The dead-zone — and which way to jump out of it. "Don't sit at ~300s" hides two traps that only show up when you run the arithmetic. First, the most natural controller — "wake at the rate the world changes" — lands in the dead-zone mechanically, not by accident: if the world changes every ~300s, matching it is sitting at 300. So a rate-tracker needs an explicit dead-zone snap-out; tracking alone guarantees the worst case at the most common idle rate. Second, the snap direction is not the zone's midpoint — it's set by R = cache-miss-cost ÷ wasted-warm-wake-cost. When a miss is cheap (R ≤ 1), snap up and match the world (over-eager warm wakes cost more than the misses). When a miss is expensive (R ≥ 4), snap down to 270 across the whole 300–600s band (eat the slight over-polling to keep context warm). On a long-context stack a miss re-reads the whole conversation uncached while a wasted wake is one cheap pass — so R is high and the default is snap down to 270, not up. Only short-context loops should snap up.
Knowing when to stop (and not to run away)
A self-firing loop must also know when not to wake — this is part of the same self-awareness:
- Terminate when the goal is met, the task is explicitly ended, or the loop would only repeat without progress. Don't loop for the sake of looping.
- Back off when N consecutive ticks change nothing — lower arousal toward deep sleep rather than grinding at the same cadence.
- Runaway guard. Cap total ticks / total spend for any autonomous run. A loop with no ceiling is not alive, it's a fork bomb. Set the bound before you start it.
Principles
- The loop is the self. Organs are reflexes; the loop is what makes them one continuous agent across time. Without it, there is no agent — only invocations.
- One tick, one thing. Power is in recurrence, not in doing everything per wake.

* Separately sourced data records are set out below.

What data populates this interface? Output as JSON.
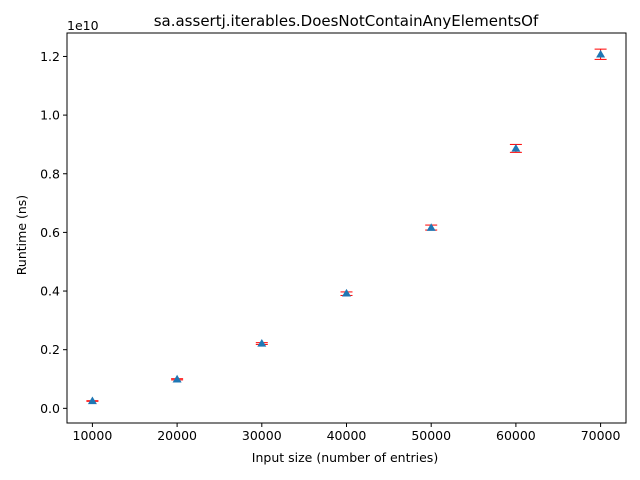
{
  "chart_data": {
    "type": "scatter",
    "title": "sa.assertj.iterables.DoesNotContainAnyElementsOf",
    "xlabel": "Input size (number of entries)",
    "ylabel": "Runtime (ns)",
    "y_offset_label": "1e10",
    "xlim": [
      7000,
      73000
    ],
    "ylim": [
      -0.05,
      1.28
    ],
    "y_scale_factor": 10000000000.0,
    "x_ticks": [
      10000,
      20000,
      30000,
      40000,
      50000,
      60000,
      70000
    ],
    "x_tick_labels": [
      "10000",
      "20000",
      "30000",
      "40000",
      "50000",
      "60000",
      "70000"
    ],
    "y_ticks": [
      0.0,
      0.2,
      0.4,
      0.6,
      0.8,
      1.0,
      1.2
    ],
    "y_tick_labels": [
      "0.0",
      "0.2",
      "0.4",
      "0.6",
      "0.8",
      "1.0",
      "1.2"
    ],
    "grid": false,
    "marker_color": "#1f77b4",
    "errorbar_color": "#ff0000",
    "series": [
      {
        "x": [
          10000,
          20000,
          30000,
          40000,
          50000,
          60000,
          70000
        ],
        "y": [
          0.025,
          0.099,
          0.221,
          0.392,
          0.616,
          0.886,
          1.207
        ],
        "y_low": [
          0.024,
          0.097,
          0.218,
          0.385,
          0.608,
          0.873,
          1.19
        ],
        "y_high": [
          0.026,
          0.101,
          0.224,
          0.397,
          0.625,
          0.9,
          1.225
        ]
      }
    ]
  }
}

- Never tick faster than the world changes. Frequency tracks the rate of change of the watched signal.
- Prefer events to polling. A wake triggered by real change beats a timer guessing when change happened.
- Sleeping is working. A cheap quiet tick is the system healthy. Idle is a valid, even desirable, state.
- Wake and sleep are one cycle. The loop decides when to invoke rem-sleep; they're complements, not competitors.
- Bound every autonomous run. Know the stop condition and the spend ceiling before the first tick.
- Make the cadence legible. Emit the interval and the reason each tick. Self-regulation you can't see reads as randomness.